8. L'alleanza fra i quattro, il quadrilatero, si ruppe rovinosamente negli anni successivi ai tempi dell'operazione Unipol. A dirlo, sempre in base al fatto che il partito fa gli affari suoi e pure quelli delle banche, fu proprio Bassanini in un'intervista a Panorama: «Consorte e D'Alema fecero pressioni su Siena perché si alleasse con Unipol», ovviamente nella scalata a Bnl. «Chi difese l'autonomia di Mps - prosegue Bassanini - come me e Amato venne emarginato». Non le pare, visto tutto quello che è successo, un'accusa grave?
9. Massimo Mucchetti, autorevole giornalista economico per lungo tempo vicedirettore ad personam del Corriere della sera, oggi che è candidato del suo partito, capolista al Senato in Lombardia, dice ala Stampa: «Non vedo una responsabilità oggettiva del partito, ma della città». Solo che la città è da sempre nelle mani del partito comunista e dei suoi eredi. Insomma, passando per Siena non è che si ritorna Roma, alla sede del suo partito? Non è che buttare tutte le colpe, passate, presenti e future, sulle teste calde del Granducato di Toscana sia un modo un po' troppo comodo per sfuggire a responsabilità che sono molto più grandi e gravi?

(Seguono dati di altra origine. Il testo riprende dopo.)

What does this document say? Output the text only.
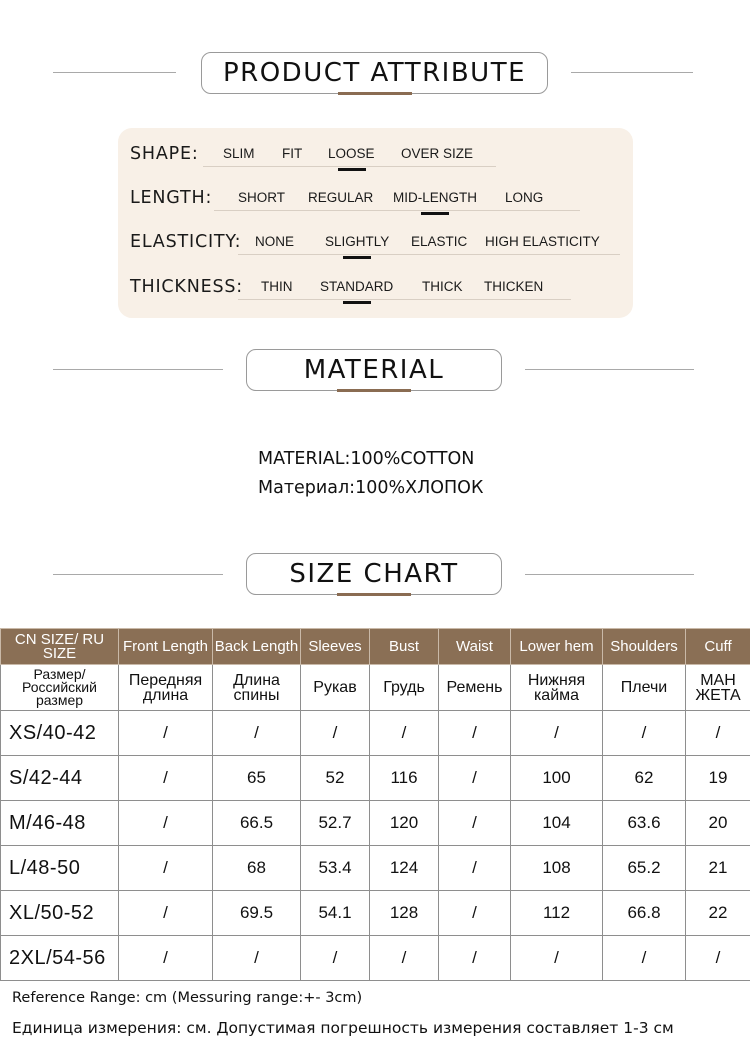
PRODUCT ATTRIBUTE
SHAPE: SLIM FIT LOOSE OVER SIZE
LENGTH: SHORT REGULAR MID-LENGTH LONG
ELASTICITY: NONE SLIGHTLY ELASTIC HIGH ELASTICITY
THICKNESS: THIN STANDARD THICK THICKEN
MATERIAL
MATERIAL:100%COTTON
Материал:100%ХЛОПОК
SIZE CHART
CN SIZE/ RU SIZE	Front Length	Back Length	Sleeves	Bust	Waist	Lower hem	Shoulders	Cuff
Размер/ Российский размер	Передняя длина	Длина спины	Рукав	Грудь	Ремень	Нижняя кайма	Плечи	МАН ЖЕТА
XS/40-42	/	/	/	/	/	/	/	/
S/42-44	/	65	52	116	/	100	62	19
M/46-48	/	66.5	52.7	120	/	104	63.6	20
L/48-50	/	68	53.4	124	/	108	65.2	21
XL/50-52	/	69.5	54.1	128	/	112	66.8	22
2XL/54-56	/	/	/	/	/	/	/	/
Reference Range: cm (Messuring range:+- 3cm)
Единица измерения: см. Допустимая погрешность измерения составляет 1-3 см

10. C'è chi dice che l'attuale numero uno di Mps Alessandro Profumo sia stato scelto a Roma, dopo frenetiche consultazioni ai piano alti del suo partito. Solo malignità e voci incontrollabili che non meritano nemmeno una precisazione? Certo, Profumo, che pure sta meritoriamente aprendo i cassetti in cui sono custoditi i segreti e le sofferenze della banca, si è impegnato in campagna elettorale sostenendo in Lombardia il candidato del centrosinistra al Pirellone Umberto Ambrosoli. Insomma, siamo ancora al tanto vituperato collateralismo fra il partito e l'istituto di credito più antico ma oggi anche più invecchiato al mondo?